This article is part of Morningstar's special report on What the Experts Say
Investors must “stop obsessing” with the US and start to focus more in China as a barometer of global economic growth, according to JPMorgan’s Karen Ward.
The US has hitherto been the single biggest determining factor used by investors, market commentators and asset allocators when deciding which way the global economy is likely to head.
“In the 1990s it was right for us to just focus on the US because it was the main contributor to global growth,” Ward, JPMorgan's chief market strategist, EMEA, said at the Morningstar Investment Conference 2019.
That’s led to financial maxims like “when the US sneezes, the world catches a cold” and “don’t fight the Fed” . Now, though, investors should add “don’t fight Beijing” to their armoury, Ward believes.
These days, she explains, the US is simply not the financial epicentre it used to be. “China is now the main impulse through the global economy, so we have to spend more time thinking about what’s going on in China.
“You only have to look at last year to see that: the US was booming, and yet the rest of the world had a pretty awful year and that was because of China.”
Re-Writing the Rules
So, where does Ward think China is today? Last year, it had a big headwind in the form of US President Donald Trump attempting to re-write the rules of trade between the two global hegemonies.
At the same time, it was trying to cool its economy, which had previously been running pretty hot. “At this point last year, we knew that Beijing was trying to slow the economy,” says Ward.
“We knew that they were getting a little bit worried about the property market, as well as leverage and debt and that they had this new agenda of quality over quantity.” At the same time, though, the Chinese economy was slowing much more abruptly than any of us knew: “They slammed too hard on the brake.”
Fortunately, the authorities in Beijing realised they were being too heavy-handed. As a result, they’ve now taken their foot off the brake and slammed it back on the accelerator.
“The Chinese are certainly trying to generate further [economic] activity and just as in the 90s we developed the investing mantra don’t fight the Fed, I think you should also have in your armoury the mantra don’t fight Beijing.
“If Beijing wants 6% growth, they set a growth target and then they work out how to deliver it. I read all sorts of research reports saying they won’t be able to do it; every year they do it.”
Ward says she’s not worried about China this year and expects economic activity indicators to start to pick up in earnest through the year, leading to a pick-up in Asian growth and earnings, as well as better outcomes for emerging markets more broadly.
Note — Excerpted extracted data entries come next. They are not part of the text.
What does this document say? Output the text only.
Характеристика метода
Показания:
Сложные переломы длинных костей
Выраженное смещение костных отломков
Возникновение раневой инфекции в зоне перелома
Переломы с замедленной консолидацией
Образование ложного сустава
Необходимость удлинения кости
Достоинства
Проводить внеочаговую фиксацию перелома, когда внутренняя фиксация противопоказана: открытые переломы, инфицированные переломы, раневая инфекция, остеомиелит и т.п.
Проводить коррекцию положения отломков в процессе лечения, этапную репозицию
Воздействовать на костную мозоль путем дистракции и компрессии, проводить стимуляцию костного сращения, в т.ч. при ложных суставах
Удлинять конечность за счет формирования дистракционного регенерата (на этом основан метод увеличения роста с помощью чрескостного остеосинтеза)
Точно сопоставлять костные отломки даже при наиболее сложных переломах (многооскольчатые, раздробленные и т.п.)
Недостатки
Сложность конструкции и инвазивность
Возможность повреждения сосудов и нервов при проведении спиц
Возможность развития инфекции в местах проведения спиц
But, as we have explored recently, China also matter for Europe. Indeed, much of Europe’s companies gain a large portion of their revenues from China and the country’s growing trend for urbanisation and premiumisation.
Therefore, China’s difficult 2018 meant it was also a hard 12 months for Europe, which, on a stock market level, performed similarly to emerging markets. It also saw Italy slip into a technical recession with two consecutive quarters of negative growth, with Germany and France both narrowly missing out on the same fate.
“Countries like Germany have completely re-oriented themselves in the last decade towards the emerging markets," Ward explains. That’s a great idea in the long term, as emerging economies is where most of global growth is going to come from.
But it does leave them vulnerable in the shorter term to any slowdown in China, which we saw last year. Europe is also at the mercy of volatility in broader emerging regions.
For example, Germany is highly dependent on Turkish demand for its exports. Turkey, too, had a horrible 2018 and is generally “the real difficult case in the emerging world at the moment”. As a result, Germany’s exports to Turkey have fallen by a third. “That’s created a little bit more volatility in the European outlook,” says Ward.
That exacerbated a wider trend of collapsing export volumes for European countries, particularly the larger ones like Germany and France. The slowdown in China didn’t help, neither did the trade war.
US Eyes EU Automotive Sector
One would think, then, that a resolution on trade, which is expected fairly imminently, should be a boost for Europe. But once the US and China have agreed a trade deal, the question is whether Trump will turn his attention to US-EU trade relations. Specifically, the White House has its eyes on the automotive sector, which is crucial for the European economy.
The one factor that the trade war has really hit is corporate investment. Ward says: “The thing that in this expansion that has been consistently weak has been corporate investment. Corporates have just been unwilling to go ahead with big capex plans.”
That is starting to now pick up in the US, with US companies seemingly buoyed by movement in trade talks between Trump and President Xi Jinping. As a result, we are likely to see capex continue to tick up across the Atlantic.
But capex intentions have fallen sharply in Europe, cautions Ward. And any move from the US to start a trade war with the EU would supress corporates’ intentions on capital expenditure even further.
Therefore, while China may be on the way up, Europe looks to have a few challenges ahead still.